Olivine is a .NET (and Java and Objective C to a lesser extent) inspired PHP class library that attempts to provide useful types for PHP.

Motivation

PHP is an unplanned language that was developed in a more-or-less ad-hoc fashion. As a result, PHP did not gain a useful object system until PHP 5. So, even though PHP has things like classes, inheritance, data-hiding, namespaces and other goodies that you'd find in languages like C# and Java, it doesn't really make use of them in the standard API.

Olivine attempts to fill that gap by implementing an API, inspired by the .NET framework, that wraps many of the built-in PHP functions.

Let the Examples Do The Talking

Olivine is best demonstrated in examples. Consider this C# code:

var str = "I am a long, long string";
str.StartsWith("I am"); // true
str.Reverse().EndsWith("ma I"); // true

This can be easily transcoded to Olivine like this:

$str = is("I am a long, long string");
$str->startsWith("I am"); // true
$str->reverse()->endsWith("I"); // true

You're probably wondering what all the is() function calls are for. They're there to wrap the PHP types to the Olivine types. Olivine provides many of the .NET types you know and love like String and Boolean. In Olivine they are known as NString and NBoolean. Here's how you instantiate an Olivine NString type without using is().
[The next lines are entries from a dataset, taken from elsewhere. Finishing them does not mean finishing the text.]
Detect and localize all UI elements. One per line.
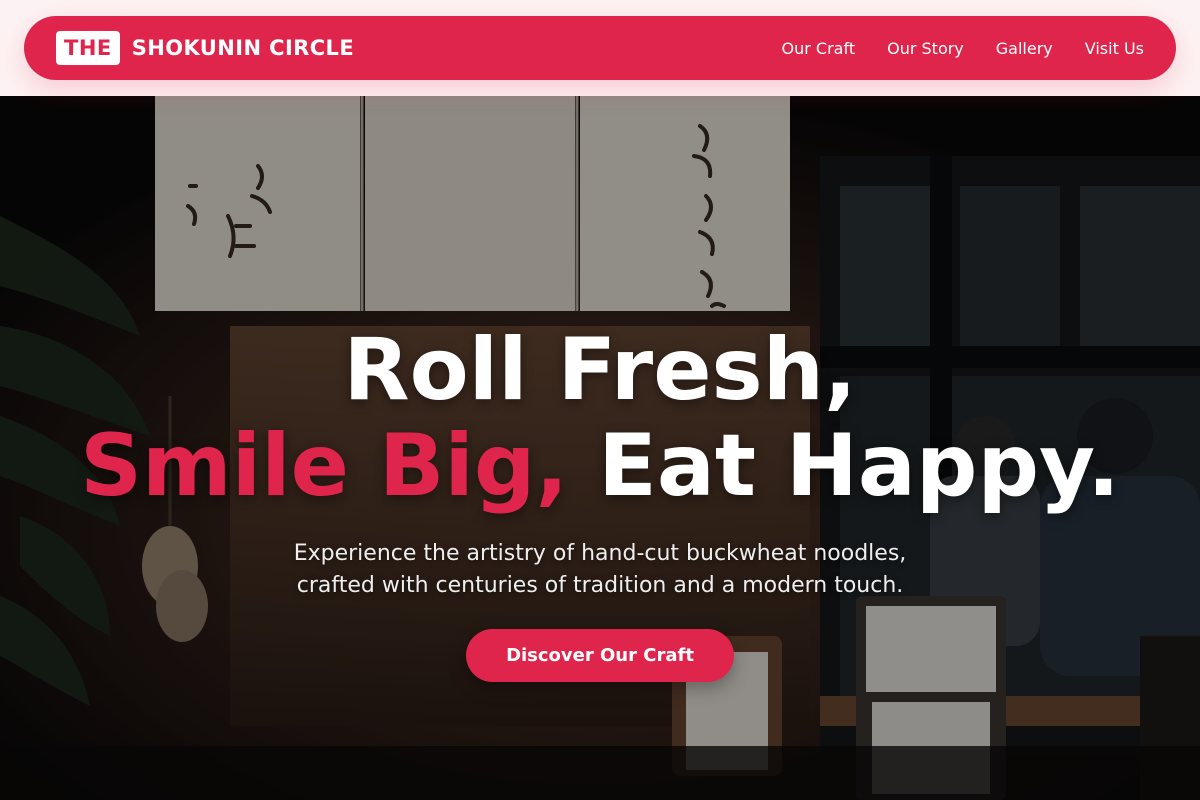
hero-content: Roll Fresh, Smile Big, Eat Happy. Experi… [0,96,1200,800]
hero-headline-accent: Smile Big, [80,416,569,516]
brand-badge: THE [56,31,120,65]
hero-subtitle-line2: crafted with centuries of tradition and … [296,573,904,598]
nav-link-gallery[interactable]: Gallery [996,39,1053,58]
nav-link-our-craft[interactable]: Our Craft [782,39,856,58]
hero-section: Roll Fresh, Smile Big, Eat Happy. Experi… [0,96,1200,800]
site-header: THE SHOKUNIN CIRCLE Our Craft Our Story … [24,16,1176,80]
nav-link-visit-us[interactable]: Visit Us [1085,39,1144,58]
hero-subtitle-line1: Experience the artistry of hand-cut buck… [293,541,907,566]
landing-page: THE SHOKUNIN CIRCLE Our Craft Our Story … [0,0,1200,800]
brand-name: SHOKUNIN CIRCLE [131,36,355,60]
hero-subtitle: Experience the artistry of hand-cut buck… [200,538,1000,602]
hero-headline-line2: Smile Big, Eat Happy. [0,418,1200,514]
brand-logo[interactable]: THE SHOKUNIN CIRCLE [56,31,354,65]
hero-headline-line1: Roll Fresh, [343,320,857,420]
discover-craft-button[interactable]: Discover Our Craft [466,629,734,682]
hero-headline-rest: Eat Happy. [598,416,1120,516]
main-nav: Our Craft Our Story Gallery Visit Us [782,39,1144,58]
nav-link-our-story[interactable]: Our Story [887,39,964,58]
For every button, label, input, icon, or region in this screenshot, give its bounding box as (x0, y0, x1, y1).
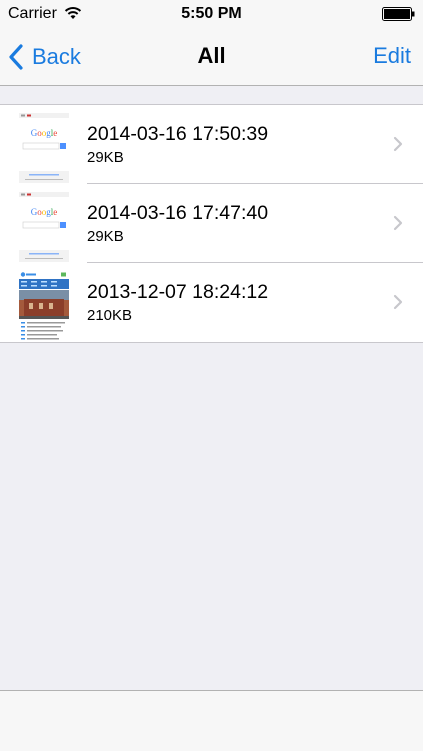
snapshot-date: 2014-03-16 17:47:40 (87, 202, 269, 224)
google-page-thumbnail: Google (19, 113, 69, 183)
chevron-right-icon (393, 136, 403, 152)
list-item[interactable]: 2013-12-07 18:24:12 210KB (0, 263, 423, 342)
google-page-thumbnail: Google (19, 192, 69, 262)
status-time: 5:50 PM (181, 5, 242, 22)
chevron-right-icon (393, 294, 403, 310)
snapshot-date: 2013-12-07 18:24:12 (87, 281, 269, 303)
page-title: All (197, 43, 226, 68)
svg-text:Google: Google (31, 128, 58, 138)
list-item[interactable]: Google 2014-03-16 17:50:39 29KB (0, 105, 423, 184)
battery-icon (382, 7, 415, 21)
list-item[interactable]: Google 2014-03-16 17:47:40 29KB (0, 184, 423, 263)
snapshot-date: 2014-03-16 17:50:39 (87, 123, 269, 145)
status-bar: Carrier 5:50 PM (0, 0, 423, 28)
svg-text:Google: Google (31, 207, 58, 217)
snapshot-size: 29KB (87, 228, 124, 245)
snapshot-size: 29KB (87, 149, 124, 166)
news-page-thumbnail (19, 271, 69, 341)
bottom-toolbar (0, 690, 423, 751)
snapshot-list: Google 2014-03-16 17:50:39 29KB Google 2… (0, 104, 423, 343)
chevron-right-icon (393, 215, 403, 231)
snapshot-size: 210KB (87, 307, 133, 324)
navigation-bar: Back All Edit (0, 28, 423, 86)
edit-button[interactable]: Edit (373, 43, 411, 69)
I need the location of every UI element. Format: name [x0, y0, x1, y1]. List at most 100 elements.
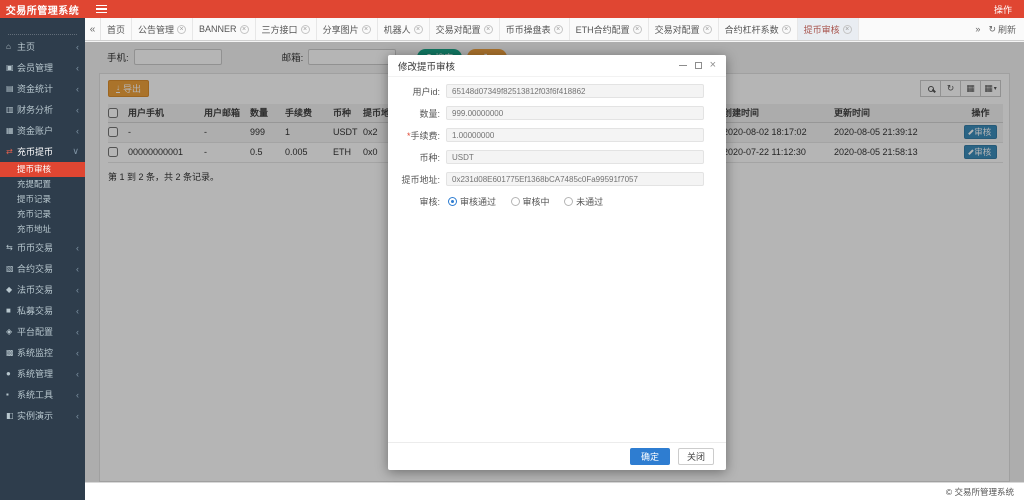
tabs-scroll-left-icon[interactable]: « — [85, 18, 101, 40]
sidebar-item-fund-accounts[interactable]: ▦ 资金账户 ‹ — [0, 120, 85, 141]
topbar-action-menu[interactable]: 操作 — [994, 3, 1012, 16]
users-icon: ▣ — [6, 63, 17, 72]
amount-input[interactable] — [446, 106, 704, 120]
fiat-icon: ◆ — [6, 285, 17, 294]
close-icon[interactable] — [301, 25, 310, 34]
refresh-icon: ↻ — [988, 24, 996, 35]
copyright-text: © 交易所管理系统 — [946, 486, 1014, 498]
close-icon[interactable] — [554, 25, 563, 34]
close-icon[interactable]: × — [710, 61, 716, 70]
userid-label: 用户id: — [388, 85, 440, 98]
sidebar-item-system-tools[interactable]: ▪ 系统工具 ‹ — [0, 384, 85, 405]
modal-title: 修改提币审核 — [398, 59, 455, 73]
close-icon[interactable] — [843, 25, 852, 34]
sidebar-item-deposit-address[interactable]: 充币地址 — [0, 222, 85, 237]
private-icon: ■ — [6, 306, 17, 315]
close-icon[interactable] — [703, 25, 712, 34]
tab-notice-manage[interactable]: 公告管理 — [132, 18, 193, 40]
tab-pair-config-2[interactable]: 交易对配置 — [649, 18, 719, 40]
address-input[interactable] — [446, 172, 704, 186]
edit-withdraw-audit-modal: 修改提币审核 × 用户id: 数量: *手续费: 币种: 提币地址: 审核: — [388, 55, 726, 470]
tab-leverage-coefficient[interactable]: 合约杠杆系数 — [719, 18, 798, 40]
sidebar-item-contract-trade[interactable]: ▧ 合约交易 ‹ — [0, 258, 85, 279]
userid-input[interactable] — [446, 84, 704, 98]
chevron-left-icon: ‹ — [76, 126, 79, 136]
close-icon[interactable] — [633, 25, 642, 34]
chevron-left-icon: ‹ — [76, 84, 79, 94]
page-footer: © 交易所管理系统 — [85, 482, 1024, 500]
sidebar-item-platform-config[interactable]: ◈ 平台配置 ‹ — [0, 321, 85, 342]
sidebar-item-members[interactable]: ▣ 会员管理 ‹ — [0, 57, 85, 78]
coin-label: 币种: — [388, 151, 440, 164]
refresh-button[interactable]: ↻ 刷新 — [988, 23, 1016, 36]
desktop-icon: ◧ — [6, 411, 17, 420]
close-icon[interactable] — [484, 25, 493, 34]
maximize-icon[interactable] — [695, 62, 702, 69]
sidebar-item-finance-analysis[interactable]: ▥ 财务分析 ‹ — [0, 99, 85, 120]
tab-pair-config-1[interactable]: 交易对配置 — [430, 18, 500, 40]
close-icon[interactable] — [782, 25, 791, 34]
tab-robot[interactable]: 机器人 — [378, 18, 430, 40]
radio-rejected[interactable]: 未通过 — [564, 195, 603, 208]
tab-banner[interactable]: BANNER — [193, 18, 256, 40]
app-title: 交易所管理系统 — [0, 2, 85, 17]
radio-approved[interactable]: 审核通过 — [448, 195, 496, 208]
menu-toggle-icon[interactable] — [96, 5, 107, 14]
coin-trade-icon: ⇆ — [6, 243, 17, 252]
confirm-button[interactable]: 确定 — [630, 448, 670, 465]
close-icon[interactable] — [362, 25, 371, 34]
sidebar-item-demo[interactable]: ◧ 实例演示 ‹ — [0, 405, 85, 426]
home-icon: ⌂ — [6, 42, 17, 51]
chevron-left-icon: ‹ — [76, 390, 79, 400]
sidebar-item-deposit-withdraw-config[interactable]: 充提配置 — [0, 177, 85, 192]
sidebar-item-fiat-trade[interactable]: ◆ 法币交易 ‹ — [0, 279, 85, 300]
fee-input[interactable] — [446, 128, 704, 142]
top-bar: 交易所管理系统 操作 — [0, 0, 1024, 18]
sidebar-item-home[interactable]: ⌂ 主页 ‹ — [0, 36, 85, 57]
radio-icon — [511, 197, 520, 206]
address-label: 提币地址: — [388, 173, 440, 186]
radio-pending[interactable]: 审核中 — [511, 195, 550, 208]
sidebar: ⌂ 主页 ‹ ▣ 会员管理 ‹ ▤ 资金统计 ‹ ▥ 财务分析 ‹ ▦ 资金账户… — [0, 18, 85, 500]
sidebar-item-system-manage[interactable]: ● 系统管理 ‹ — [0, 363, 85, 384]
cancel-button[interactable]: 关闭 — [678, 448, 714, 465]
sidebar-item-deposit-records[interactable]: 充币记录 — [0, 207, 85, 222]
coin-input[interactable] — [446, 150, 704, 164]
tab-share-image[interactable]: 分享图片 — [317, 18, 378, 40]
sidebar-item-withdraw-audit[interactable]: 提币审核 — [0, 162, 85, 177]
sidebar-item-withdraw-records[interactable]: 提币记录 — [0, 192, 85, 207]
tab-third-party[interactable]: 三方接口 — [256, 18, 317, 40]
close-icon[interactable] — [414, 25, 423, 34]
tabs-scroll-right-icon[interactable]: » — [975, 24, 980, 34]
amount-label: 数量: — [388, 107, 440, 120]
tab-withdraw-audit[interactable]: 提币审核 — [798, 18, 859, 40]
radio-icon — [564, 197, 573, 206]
audit-label: 审核: — [388, 195, 440, 208]
chevron-left-icon: ‹ — [76, 243, 79, 253]
chevron-left-icon: ‹ — [76, 411, 79, 421]
sidebar-item-fund-stats[interactable]: ▤ 资金统计 ‹ — [0, 78, 85, 99]
sidebar-submenu: 提币审核 充提配置 提币记录 充币记录 充币地址 — [0, 162, 85, 237]
chevron-down-icon: ∨ — [72, 146, 79, 157]
stats-icon: ▤ — [6, 84, 17, 93]
sidebar-divider — [8, 20, 77, 35]
fee-label: *手续费: — [388, 129, 440, 142]
tab-home[interactable]: 首页 — [101, 18, 132, 40]
sidebar-item-private-trade[interactable]: ■ 私募交易 ‹ — [0, 300, 85, 321]
minimize-icon[interactable] — [679, 65, 687, 67]
tab-eth-contract-config[interactable]: ETH合约配置 — [570, 18, 649, 40]
sidebar-item-deposit-withdraw[interactable]: ⇄ 充币提币 ∨ — [0, 141, 85, 162]
chevron-left-icon: ‹ — [76, 348, 79, 358]
tab-coin-market-table[interactable]: 币币操盘表 — [500, 18, 570, 40]
chevron-left-icon: ‹ — [76, 63, 79, 73]
close-icon[interactable] — [240, 25, 249, 34]
tab-bar: « 首页 公告管理 BANNER 三方接口 分享图片 机器人 交易对配置 币币操… — [85, 18, 1024, 41]
sidebar-item-coin-trade[interactable]: ⇆ 币币交易 ‹ — [0, 237, 85, 258]
monitor-icon: ▩ — [6, 348, 17, 357]
chevron-left-icon: ‹ — [76, 42, 79, 52]
chevron-left-icon: ‹ — [76, 306, 79, 316]
chevron-left-icon: ‹ — [76, 105, 79, 115]
close-icon[interactable] — [177, 25, 186, 34]
tools-icon: ▪ — [6, 390, 17, 399]
sidebar-item-system-monitor[interactable]: ▩ 系统监控 ‹ — [0, 342, 85, 363]
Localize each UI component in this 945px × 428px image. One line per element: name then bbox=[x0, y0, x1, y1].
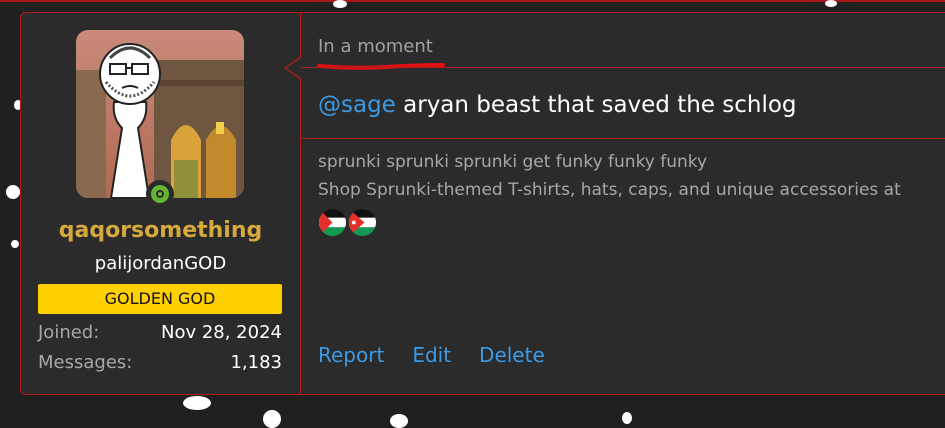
signature-line-1: sprunki sprunki sprunki get funky funky … bbox=[318, 152, 708, 172]
online-status-icon bbox=[146, 180, 174, 208]
username[interactable]: qaqorsomething bbox=[21, 218, 300, 243]
post-timestamp[interactable]: In a moment bbox=[318, 36, 433, 57]
post-arrow bbox=[284, 57, 301, 79]
forum-post: qaqorsomething palijordanGOD GOLDEN GOD … bbox=[20, 12, 945, 395]
delete-link[interactable]: Delete bbox=[479, 343, 545, 367]
avatar-image bbox=[76, 30, 244, 198]
background-speck bbox=[183, 396, 211, 410]
background-speck bbox=[333, 0, 347, 8]
user-mention-link[interactable]: @sage bbox=[318, 92, 396, 118]
messages-value[interactable]: 1,183 bbox=[230, 352, 282, 373]
top-border bbox=[0, 0, 945, 2]
background-speck bbox=[263, 410, 281, 428]
background-speck bbox=[6, 185, 20, 199]
report-link[interactable]: Report bbox=[318, 343, 384, 367]
message-body: @sage aryan beast that saved the schlog bbox=[318, 92, 797, 118]
jordan-flag-icon bbox=[348, 208, 377, 237]
avatar[interactable] bbox=[76, 30, 244, 198]
signature-divider bbox=[301, 138, 945, 139]
messages-label: Messages: bbox=[38, 352, 133, 373]
joined-value: Nov 28, 2024 bbox=[160, 322, 282, 343]
red-underline-scribble bbox=[317, 63, 445, 70]
palestine-flag-icon bbox=[318, 208, 347, 237]
post-message-cell: In a moment @sage aryan beast that saved… bbox=[284, 13, 945, 394]
edit-link[interactable]: Edit bbox=[412, 343, 451, 367]
background-speck bbox=[390, 414, 408, 428]
signature-line-2: Shop Sprunki-themed T-shirts, hats, caps… bbox=[318, 180, 901, 200]
post-user-cell: qaqorsomething palijordanGOD GOLDEN GOD … bbox=[21, 13, 301, 394]
user-rank-badge: GOLDEN GOD bbox=[38, 284, 282, 314]
header-divider bbox=[301, 67, 945, 68]
joined-label: Joined: bbox=[38, 322, 100, 343]
post-actions: Report Edit Delete bbox=[318, 343, 545, 367]
user-title: palijordanGOD bbox=[94, 253, 227, 274]
background-speck bbox=[11, 240, 19, 248]
background-speck bbox=[825, 0, 837, 7]
background-speck bbox=[622, 412, 632, 424]
signature-flags bbox=[318, 208, 377, 237]
message-text: aryan beast that saved the schlog bbox=[395, 92, 797, 118]
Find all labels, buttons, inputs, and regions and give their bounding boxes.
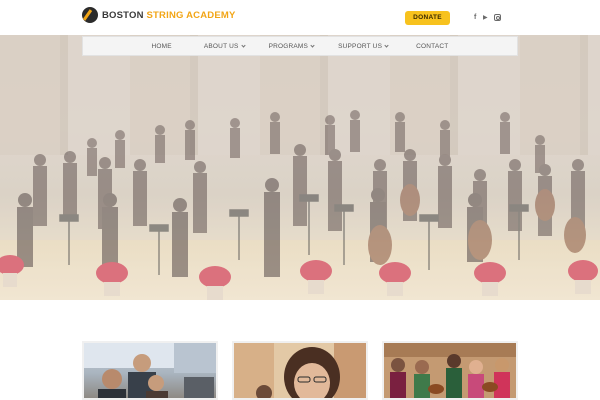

$str1 = NString::get("Apple");
$str2 = is("Apple");
$str1->equals($str2); // true
$str1->equals("Apple"); // true

What about Int32, Int64, Single, Double and the other number structures? Olivine provides two numeric types: NInt and NFloat. They wrap the PHP primitives int and float.

$num1 = NNumber::get(4);
$num2 = is(5);
$num1->isLessThan($num2); // true

$num3 = _int(3);
$num1->isGreaterThan($num3); // true

You're probably wondering why we used _int() instead of is(). This was purely for demonstrative reasons. is() is smart enough to determine what Olivine type you want based on the argument type, as shown in this mapping:

is() Mapping
PHP Type (argument) Olivine Type (returned)
int NInt
float NFloat
bool NBoolean
string NString

In addition to is(), Olivine provides 5 functions that wrap the ::get() calls of the 5 main Olivine value types.

Olivine Type Aliases
Alias Olivine Type
_object() NObject
_int( int value ) NInt
_float( float value ) NFloat
_bool( bool value ) NBoolean
_string( string value ) NString

What are the advantages?

Why bother with Olivine at all, you ask? Here are a couple reasons:

  1. A tried and true object-oriented API inspired by the .NET framework. No longer will you have to fish around in the PHP manual looking for the function you need — they'll all appear when you press Ctrl-Space after an Olivine type.
  2. Method chaining. Instead of having do stuff like strtoupper(substr($str, 0, 10)) you can do $str->substring(0, 10)->toUpper(). This allows you to write code faster (as you don't have to backtrack when chaining) that is also easier to read.
  3. Knowledge reuse. If you already know the .NET API, you already know Olivine. All that time you spent programming in C# and Visual Basic can be translated to PHP quickly.

Olivine is also completely compatible with existing PHP code. If you want to use an NString with an existing PHP method that is expecting a regular string, you can simply access the underlying value using the methods provided by the IConvertible interface. For example:

$str = is( ... lots and lots of text ... );
$wrapped = wordwrap( $str->string() );

Drawbacks

Olivine isn't perfect, nor is it the solution to every problem you'll encounter in PHP. Specifically, Olivine has the following known drawbacks:

  • Overhead. Olivine has a .NET inspired type hierarchy that requires more resources than just using the primitive PHP types.
  • Incompleteness. Currently, Olivine only implements NString, NBoolean, NNumber, parts of Math, and a handful of interfaces. Most glaringly, Olivine currently does not implement the System.Collections API. This will be needed in order to complete the NString class (specifically things like split and join operations).
  • NNumber is probably slow. NNumber currently wraps function calls to the BCMath arbitrary precision library the ships with PHP. This is probably much slower than the built-in ints and floats. This will hopefully be remedied in the future by having NNumber choose its underlying type based on if it can fit in an int, float or BCMath container. For performance and simplicity, Olivine now provides NInt and NFloat instead of a unified NNumber class.
  • Boxing. Having to box every literal that you pass to a method with is() is tedious and obfuscates the code. Perhaps making all Olivine types auto-box primitive types might be a good idea. For example, if you write $str->replace("foo", "bar"), Olivine could automatically box "foo" and "bar" into NString types. Olivine now has auto-boxing. That is, anywhere you can pass an NString, you can pass a regular string equivalent. Same goes for NBoolean and NNumber.

What Needs to be Done?

More on this after the first release.